There are many ways to read data into R Language. We will learn here how to import data in R Language too. We can also generate certain kinds of patterned data. Some of them are:
Table of Contents
Reading Data from the Keyboard Directly
For small data (few observations) one can input data in vector form directly on R Console, such as
x <- c(1, 2, 3, 4, 5) y <-c('a', 'b', 'c')
In vector form, data can be on several lines by omitting the right parentheses, until the data are complete, such as
x <- c(1, 2 3, 4)
Note that it is more convenient to use the scan function, which permits the index of the next entry.
Using Scan Function
For small data sets it is better to read data from the console by using the scan function. The data can be entered on a separate line, by using a single space and/or tab. After entering the complete required data, pressing twice the enter key will terminate the scanning.
X <- scan() 1: 3 4 5 4: 4 5 6 7 8: 2 3 4 5 6 6 14: Read 13 items
Reading String Data using the “what” Option
y <- scan(what=" ") 1: red green blue 4: white 5: Read 4 items
The scan function can be used to import data. The scan function returns a list or a vector while read.table
function returns a data frame. It means that the scan function is less useful for imputing “rectangular” type data.
Reading data from ASCII or plain text files into R as Data Frame
The read.table
function reads any type of delimited ASCII file. It can be numeric and character values. Reading data into R read.table
is the easiest and most reliable method. The default delimiter is a blank space.
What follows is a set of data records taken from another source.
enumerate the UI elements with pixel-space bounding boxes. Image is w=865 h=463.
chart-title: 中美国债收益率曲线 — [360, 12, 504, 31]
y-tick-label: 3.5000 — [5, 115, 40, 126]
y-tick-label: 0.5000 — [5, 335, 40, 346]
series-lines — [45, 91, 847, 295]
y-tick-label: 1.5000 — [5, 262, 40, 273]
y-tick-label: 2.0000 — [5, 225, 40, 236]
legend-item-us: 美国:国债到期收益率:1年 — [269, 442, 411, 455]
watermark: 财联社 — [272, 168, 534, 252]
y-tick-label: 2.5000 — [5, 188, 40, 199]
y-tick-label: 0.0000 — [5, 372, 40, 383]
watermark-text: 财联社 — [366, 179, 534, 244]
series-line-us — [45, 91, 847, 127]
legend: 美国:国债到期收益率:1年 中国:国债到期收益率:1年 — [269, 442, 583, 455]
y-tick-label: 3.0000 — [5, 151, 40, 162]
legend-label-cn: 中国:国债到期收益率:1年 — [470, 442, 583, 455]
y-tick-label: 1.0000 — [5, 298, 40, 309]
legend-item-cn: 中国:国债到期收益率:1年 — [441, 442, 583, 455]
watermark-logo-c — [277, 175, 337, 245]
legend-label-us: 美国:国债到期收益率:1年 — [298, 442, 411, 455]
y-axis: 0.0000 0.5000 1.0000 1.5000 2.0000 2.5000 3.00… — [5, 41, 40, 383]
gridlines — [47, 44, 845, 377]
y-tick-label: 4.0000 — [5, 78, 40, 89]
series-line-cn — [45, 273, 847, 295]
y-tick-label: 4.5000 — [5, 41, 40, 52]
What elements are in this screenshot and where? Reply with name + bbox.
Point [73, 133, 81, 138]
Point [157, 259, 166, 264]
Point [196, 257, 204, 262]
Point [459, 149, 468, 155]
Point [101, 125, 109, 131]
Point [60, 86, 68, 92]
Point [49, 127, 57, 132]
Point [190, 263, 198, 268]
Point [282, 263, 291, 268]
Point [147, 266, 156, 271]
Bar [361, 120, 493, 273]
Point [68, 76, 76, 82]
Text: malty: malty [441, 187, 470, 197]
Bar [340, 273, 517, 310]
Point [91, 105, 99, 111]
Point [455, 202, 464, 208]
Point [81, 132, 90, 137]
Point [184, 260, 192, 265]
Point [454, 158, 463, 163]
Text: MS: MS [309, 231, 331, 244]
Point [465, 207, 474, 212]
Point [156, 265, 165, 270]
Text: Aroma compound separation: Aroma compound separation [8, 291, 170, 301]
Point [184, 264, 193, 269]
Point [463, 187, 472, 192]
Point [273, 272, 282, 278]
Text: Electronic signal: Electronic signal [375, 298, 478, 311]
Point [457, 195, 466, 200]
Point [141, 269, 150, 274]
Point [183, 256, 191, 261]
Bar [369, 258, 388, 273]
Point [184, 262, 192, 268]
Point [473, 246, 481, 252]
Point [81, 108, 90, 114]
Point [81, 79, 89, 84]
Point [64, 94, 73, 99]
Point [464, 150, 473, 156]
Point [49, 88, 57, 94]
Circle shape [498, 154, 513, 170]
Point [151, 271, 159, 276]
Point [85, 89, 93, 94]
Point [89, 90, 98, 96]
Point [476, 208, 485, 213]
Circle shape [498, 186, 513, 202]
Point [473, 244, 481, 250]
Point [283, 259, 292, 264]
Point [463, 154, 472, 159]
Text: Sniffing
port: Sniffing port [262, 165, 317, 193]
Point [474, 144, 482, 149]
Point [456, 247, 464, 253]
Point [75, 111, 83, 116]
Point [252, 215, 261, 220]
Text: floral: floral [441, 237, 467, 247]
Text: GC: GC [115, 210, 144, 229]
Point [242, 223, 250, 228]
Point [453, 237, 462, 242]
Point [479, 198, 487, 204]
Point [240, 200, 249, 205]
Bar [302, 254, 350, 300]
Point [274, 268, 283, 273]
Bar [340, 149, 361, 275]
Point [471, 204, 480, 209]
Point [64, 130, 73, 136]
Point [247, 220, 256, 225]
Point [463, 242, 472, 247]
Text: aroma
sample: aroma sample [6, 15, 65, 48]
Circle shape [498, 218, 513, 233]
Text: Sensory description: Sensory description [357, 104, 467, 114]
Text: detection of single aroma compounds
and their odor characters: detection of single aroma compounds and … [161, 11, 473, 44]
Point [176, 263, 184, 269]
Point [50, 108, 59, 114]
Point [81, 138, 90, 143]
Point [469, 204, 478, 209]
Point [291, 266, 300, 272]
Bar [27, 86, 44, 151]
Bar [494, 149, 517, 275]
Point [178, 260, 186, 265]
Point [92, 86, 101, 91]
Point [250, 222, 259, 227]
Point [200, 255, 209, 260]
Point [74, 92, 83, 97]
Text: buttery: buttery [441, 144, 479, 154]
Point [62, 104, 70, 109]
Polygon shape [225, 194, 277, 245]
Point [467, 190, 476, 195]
data <- read.table(file=file.choose()) #select from dialog box data <- read.table("http://itfeature.com/test.txt", header=TRUE)) # read from web site
Note that the read.table
command can also be used for reading data from the computer disk by providing an appropriate path in inverted commas such as
data <-read.table("D:/data.txt", header=TRUE)) # read from your computer
For missing data, read.table
will not work and you will receive an error. For missing values the easiest way to fix this error, change the type of delimiter by using a sep argument to specify the delimiter.
data <-read.table("http//itfeature.com/missing_comma.txt", header=TRUE, sep=","))
Comma-delimited files can be read in by read.table
function and sep argument, but they can also be read in by the read.csv
function specifically written for comma-delimited files. To display the contents of the file use print()
function or file name.
data <- read.csv(file=file.choose() )
Reading in fixed formatted files
To read data in fixed format use read.fwf
function and argument width are used to indicate the width (number of columns) for each variable. In this format variable names are not there in the first line, therefore they must be added after reading the data. Variable names are added by dimnames
function and the bracket notation to indicate that we are attaching names to the variables (columns) of the data file. Anyhow there are several different ways to do this task.
data <- read.fwf("http://itfeature.com/test_fixed.txt", width = c(8,1,3,1,1,1) ) dimnames(data)[[2]] c("v1", "v2", "v3", "v4", "v5","v6")
Import Data In R
Importing data in R is fairly simple. For Stata and Systat, use the foreign package. For SPSS and SAS recommended package is the Hmisc package for ease and functionality. See the Quick-R section on packages, for information on obtaining and installing these packages. Examples of importing data in R are provided below.
From Excel
On Windows systems, you can use the RODBC package to access Excel files. The first row of the Excel file should contain variable/column names.
# Excel file name is myexcel and WorkSheet name is mysheet library(RODBC) channel <- odbcConnectExcel("c:/myexel.xls") mydata <- sqlFetch(channel, "mysheet") odbcClose(channel)
From SPSS
# First save SPSS dataset in trasport format get file = 'c:\data.sav' export outfile = 'c:\data.por'
library(Hmisc) mydata <- spss.get("c:/data.por", use.value.labels=TRUE) # "use.value.labels" option converts value labels to R factors.
From SAS
# save SAS dataset in trasport format libname out xport 'c:/mydata.xpt'; data out.data; set sasuser.data; run; # in R library(Hmisc) mydata <- sasxport.get("c:/data.xpt") # character variables are converted to R factors From Stata # input Stata file library(foreign) mydata <- read.dta("c:/data.dta") From systat # input Systat file library(foreign) mydata <- read.systat("c:/mydata.dta")
Accessing Data in R Library
Many of the R libraries including CAR library contain data sets. For example to access the Duncan data frame from the CAR library in R type the following command on R Console
library(car) data(Duncan) attach(Duncan)
Some Important Commands for Dataframes
data #displays the entire data set on command editor head(data) #displays the first 6 rows of dataframe tail(data) #displays the last 6 rows of dataframe str(data) #displays the names of variable and their types names(data) #shows the variable names only rename(V1,Variable1, dataFrame=data) # renames V1 to variable 1; note that epicalc packagemust be installed ls() #shows a list of objects that are available attach(data)#attached the dataframe to the R search path, which makes it easy to access variables names.